If you speak French, Romain and I did a live stream of 2 hours ( 🥵 ) about this exact topic. You can watch it here. We showed an example of SSR with InertiaJS + AdonisJS + Vite and a basic Vike integration in AdonisJS.


Transmit will be an official package that allows you to use SSE (Server-Sent Events) to make real-time applications using AdonisJS. Using the inbuilt Redis transport layer, you will also broadcast events across multiple servers or instances.

The API will be super simple to use. Here's a quick example:

import transmit from '@adonisjs/transmit/services/main'
transmit.broadcast('chat', { message: 'hello' })
import { Transmit } from '@adonisjs/transmit-client'
const transmit = new Transmit({ baseUrl: 'localhost:3333' })
transmit.listenOn('chat', (message) => console.log(message))


A few weeks ago, we released Verrou, a framework agnostic package for NodeJS that can be used with any framework. The purpose of the package is to provide a simple API for locking (mutexes), also known as "Atomic locks". Verrou supports several drivers: Redis, PostgreSQL, MYSQL, SQLite, and an in-memory for testing.

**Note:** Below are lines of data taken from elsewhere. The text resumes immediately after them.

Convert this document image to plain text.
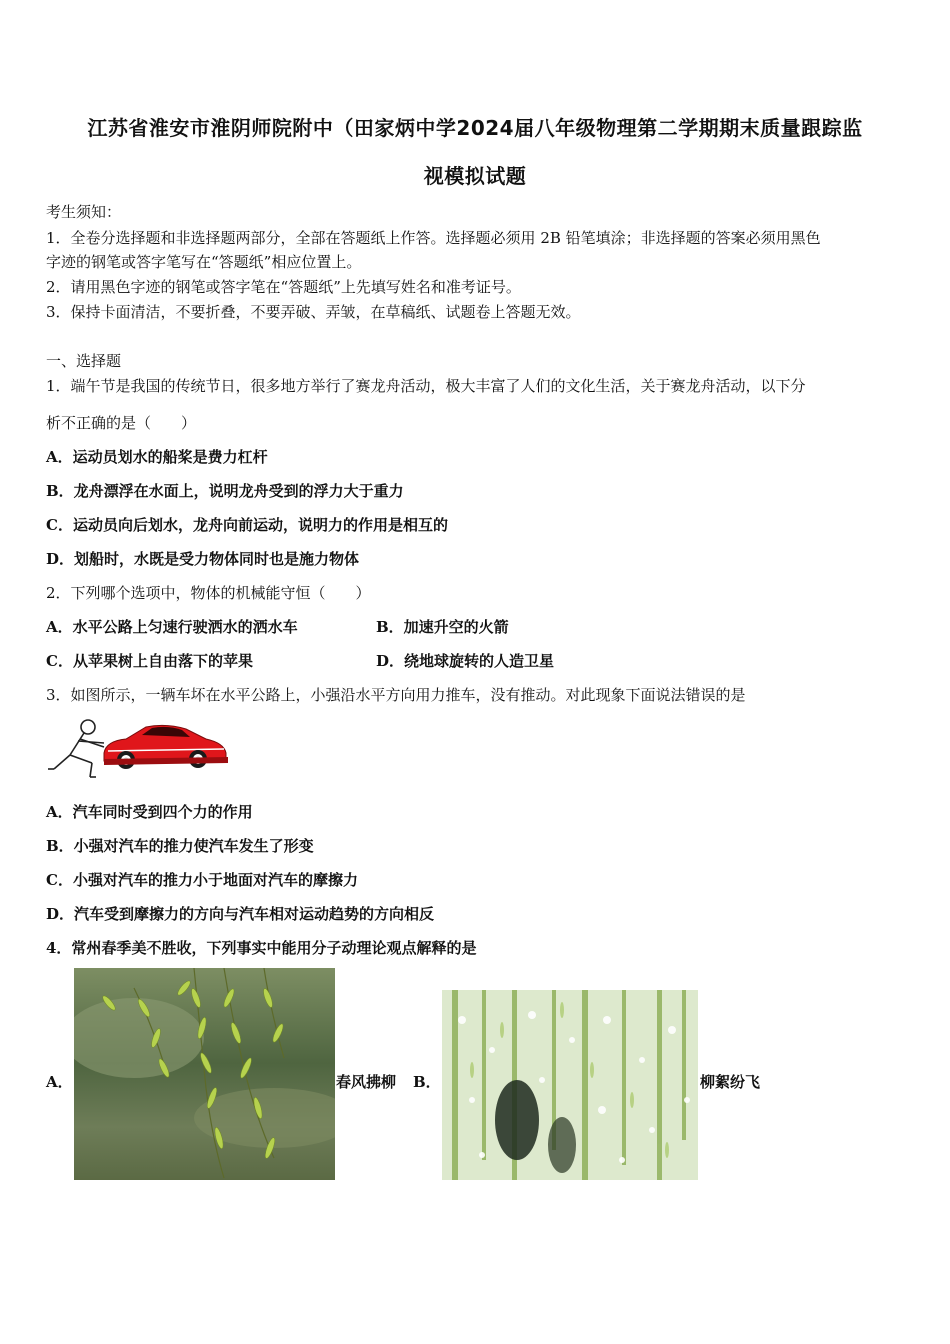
江苏省淮安市淮阴师院附中（田家炳中学2024届八年级物理第二学期期末质量跟踪监
视模拟试题
考生须知：
1．全卷分选择题和非选择题两部分，全部在答题纸上作答。选择题必须用 2B 铅笔填涂；非选择题的答案必须用黑色
字迹的钢笔或答字笔写在“答题纸”相应位置上。
2．请用黑色字迹的钢笔或答字笔在“答题纸”上先填写姓名和准考证号。
3．保持卡面清洁，不要折叠，不要弄破、弄皱，在草稿纸、试题卷上答题无效。
一、选择题
1．端午节是我国的传统节日，很多地方举行了赛龙舟活动，极大丰富了人们的文化生活，关于赛龙舟活动，以下分
析不正确的是（　　）
A．运动员划水的船桨是费力杠杆
B．龙舟漂浮在水面上，说明龙舟受到的浮力大于重力
C．运动员向后划水，龙舟向前运动，说明力的作用是相互的
D．划船时，水既是受力物体同时也是施力物体
2．下列哪个选项中，物体的机械能守恒（　　）
A．水平公路上匀速行驶洒水的洒水车	B．加速升空的火箭
C．从苹果树上自由落下的苹果	D．绕地球旋转的人造卫星
3．如图所示，一辆车坏在水平公路上，小强沿水平方向用力推车，没有推动。对此现象下面说法错误的是
A．汽车同时受到四个力的作用
B．小强对汽车的推力使汽车发生了形变
C．小强对汽车的推力小于地面对汽车的摩擦力
D．汽车受到摩擦力的方向与汽车相对运动趋势的方向相反
4．常州春季美不胜收，下列事实中能用分子动理论观点解释的是
A．	春风拂柳 B．	柳絮纷飞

const lock = verrou.createLock('payment:1')
await lock.run(async () => {
await criticalSection()

So, we will probably have an @adonisjs/locks package to wrap Verrou's API and enable first-party integration with the rest of the framework. The features set for the @adonisjs/locks package will remain the same. But, we can re-use existing connections from the @adonisjs/redis and @adonisjs/lucid packages.

In the meantime, you can already use Verrou with AdonisJS 6. Please look at the documentation to learn more about it. Like BentoCache, install the package and use it as you would with any other package.

node ace add

With V5, we saw a lot of users missing the node ace configure command. We thought it was due to bad UX on the docs website, but it turns out that we have the same problem with V6. So, we are exploring the idea of having a node ace add command. It will be similar to the npm install package and node ace configure package but in a single command.

A small addition, but still cool: https://github.com/adonisjs/core/pull/4296

ESLint Flat Configuration

ESLint shipped a new configuration format in their latest version, called Flat Configuration. This syntax is way easier to maintain and extend. With this new syntax, we will ship a new version of the @adonisjs/eslint-config package. This change will not impact your applications in any way.

More content

AdonisJS has always been loved by its users for its elegant syntax, simple APIs, and technical choices. However, we do in terms of discoverability and popularity, which results in a need for more learning content.

First, let's recognize the efforts of Tom from Adocasts for creating screencasts on a website dedicated to AdonisJS. However, we must also pull up our socks and make time and space to develop official courses, write blog posts, and do live streams.


We are exploring a few other exciting ideas, but they are still in the early stages. So I will not talk about them in this article. Can't wait to share more details about them in the future.

First, let's ship the things we talked about in this article. Of course, we will also continue improving and polishing the existing packages.